Question: My situation is complicated. We met online and had planned to meet for the first time next month. But from the start I noticed that she kept putting herself down about her “looks”. At first I thought she was trying not to raise my expectations too high, but then she kept doing it constantly. I tried to ignore it but the more she talks about it, the more I’m concerned about how she looks. I’ve even found myself criticizing my own looks just to make her feel good about herself. Now she wants to delay the face-to-face meeting because according to her she does not think that I’ll find her attractive physically. Any advice on how to deal with this?

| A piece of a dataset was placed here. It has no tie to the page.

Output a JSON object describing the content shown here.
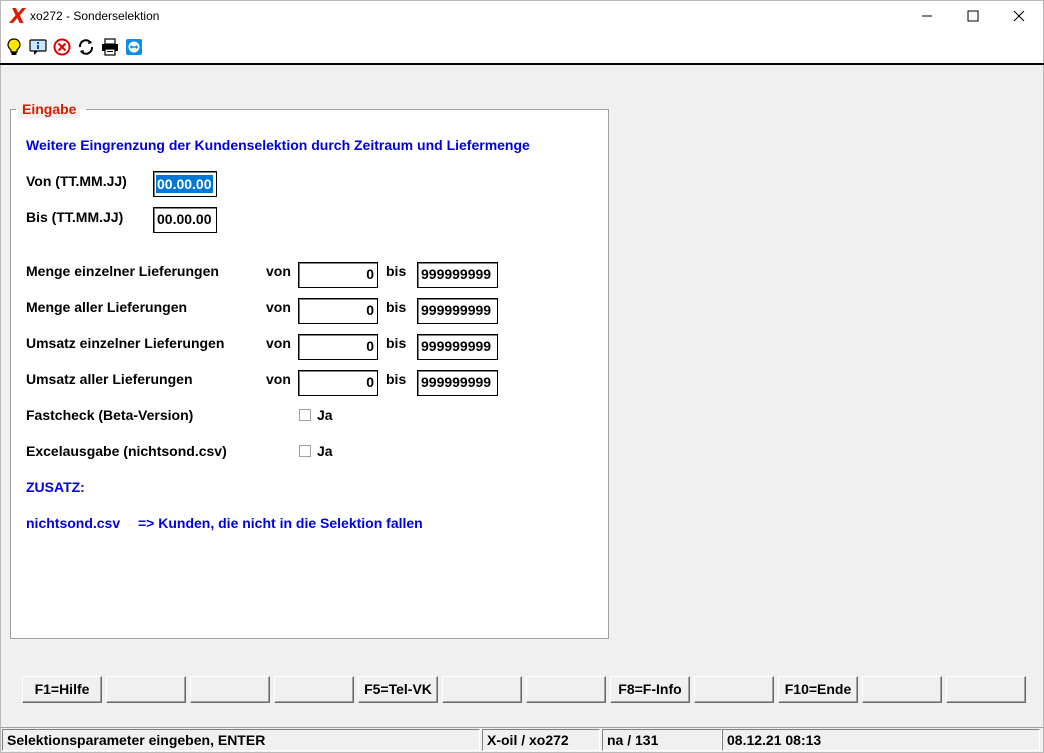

The Love Doctor’s Answer: I am all for not judging a person by their looks, but I also know that if someone does not feel good about herself (especially her looks) there is nothing you say or do will change how she feels. And as you are finding out, trying to make her feel good about herself does not work especially that you have not really seen how she looks in person.
I am assuming you’ve at least exchanged photos. People still post photos with online ads, don’t they? Whether you’ve seen how she looks in a photo or not, for now, and until you meet her and feel an emotional and physical connection on “real-time” zone, please clear way from talking about “looks”. Concentrate on the “non-superficial” positive things that you like about her and things you have in common. If you find yourselves dwelling on how she looks or how you look, then you ought to ask yourself “why you’re attracted this particular person” in the first place, and if this is the kind of relationship (and life) you want for yourself.
If she brings it up again, I suggest that you take a more light-humour and even flirtatious approach. Something along the lines, “Don’t we all have concerns about our looks?” or “I am yet to meet a woman who doesn’t think she is not pretty enough” or “Has it ever occurred to you that just may be there are men who look more on the inside of a woman”…or something to that effect. That reassures her that she is not alone and you can relate to how she feels without indulging her in self-depreciation and self-pity. It doesn’t say you think she is physically attractive (which right now if you are honest with yourself, you really don’t know if you’ll find her physically attractive or not). It doesn’t raise any hopes or illusions. You just want to get to know the person inside and you want the opportunity to meet in person.
And stop criticizing your own looks. Best case scenario, she’ll just dismiss your attempts to make her feel good. Worst case scenario, she might actually believe you and lose the attraction.